As described above, the present invention has the effect of solving problems such as insertion of test circuits for testing analog macros and megamacros and enlargement of the package due to an increase in the number of test terminals. Furthermore, the following effects can also be obtained.

First, the present invention makes it possible to unify test modes and control methods for transitioning to these modes, which differ depending on the product type, thereby facilitating the automatic creation of test programs.

Furthermore, test signals had to be prepared for each product due to the different control methods, and the generation of these signals required a lot of man-hours, but the present invention has the effect of almost eliminating the need for this. be.

As a result, according to the present invention, the turnaround time (TAT) can be shortened, which is very beneficial for ASICs whose selling point is short delivery times, and the effect is large.

[Brief explanation of drawings]

FIG. 1 is a block diagram showing a first embodiment of the present invention.
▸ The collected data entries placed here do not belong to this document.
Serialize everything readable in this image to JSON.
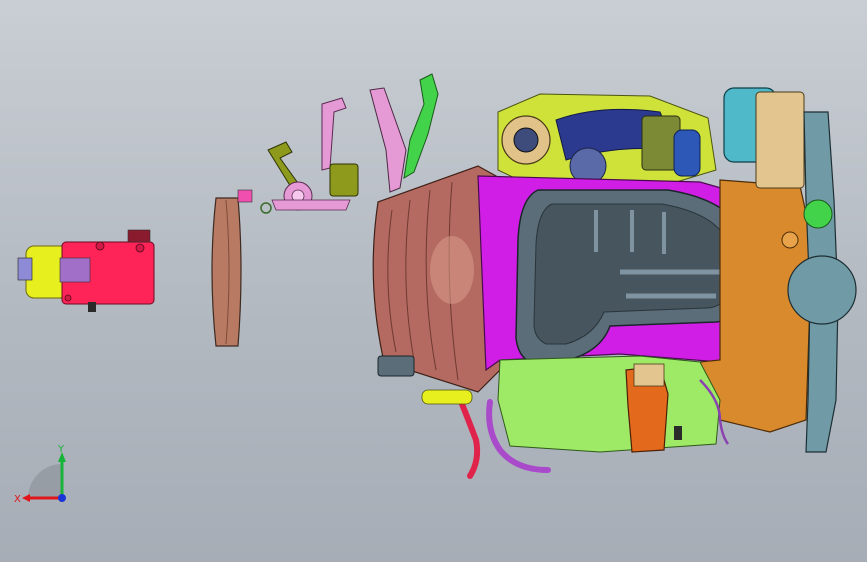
{
  "viewport": {
    "background_top": "#c9ced4",
    "background_bottom": "#a7adb6"
  },
  "triad": {
    "x_label": "X",
    "y_label": "Y",
    "x_color": "#e0161b",
    "y_color": "#18b43a",
    "z_color": "#1a34d8"
  },
  "model": {
    "colors": {
      "bellhousing": "#b46a60",
      "oil_pan": "#5a6d78",
      "block_magenta": "#d11ee6",
      "starter_red": "#ff2458",
      "starter_yellow": "#e8ef1e",
      "flywheel": "#b87a62",
      "alternator_teal": "#4fb8c9",
      "front_cover_orange": "#d98a2c",
      "lower_green": "#9eea67",
      "pulley_slate": "#6f9aa6",
      "bracket_green": "#42d34a",
      "bracket_pink": "#e59ad6",
      "shift_olive": "#8d9a1c",
      "mount_orange": "#e36a1c"
    }
  }
}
FIG. 2 is a block configuration diagram showing details of the digital-to-analog conversion circuit block. FIG. 3 is a block diagram showing a second embodiment of the present invention. FIG. 4 is a circuit diagram showing details of the cross-point switch circuit. FIG. 5 is a time chart of the test signal generation circuit. FIG. 6 is a block diagram showing a conventional example. 1.1a...User circuit, 2.2a, 109...Selector circuit, 3.3a...Digital-to-analog conversion circuit (D/A), 4-=test terminal, 5.9.9a, 1
08... Control terminal, 6.6a... Input/output terminal, 7.
7a...Output terminal,...Counter circuit, 10.10
a, 107...clock input terminal, 11.102
~105...Digital input terminal, 13...Digital-to-analog conversion circuit block (D/A block)
, 100... cross point switch circuit, 101...
- Analog input/output terminal, ... analog switch, 114 ... buffer circuit, test signal generation circuit, 106 ... 110 ... D latch circuit, 111 112 ... NAND circuit, 113. 115...Inverter circuit.

Claims (1)

[Scope of Claims] 1. In a semiconductor integrated circuit for a specific application that includes digital and analog basic blocks that have a predetermined function and whose input/output characteristics are guaranteed in advance, a plurality of inputs necessary for the predetermined function. a terminal, a first circuit block that performs said function, a second circuit block that generates a test signal for said first circuit block, and a signal from said input terminal and a test signal from said second circuit block. A semiconductor characterized by comprising a basic block including a third circuit block that switches signals and inputs the signals to the first circuit block, and at least one terminal for controlling the third circuit block. integrated circuit.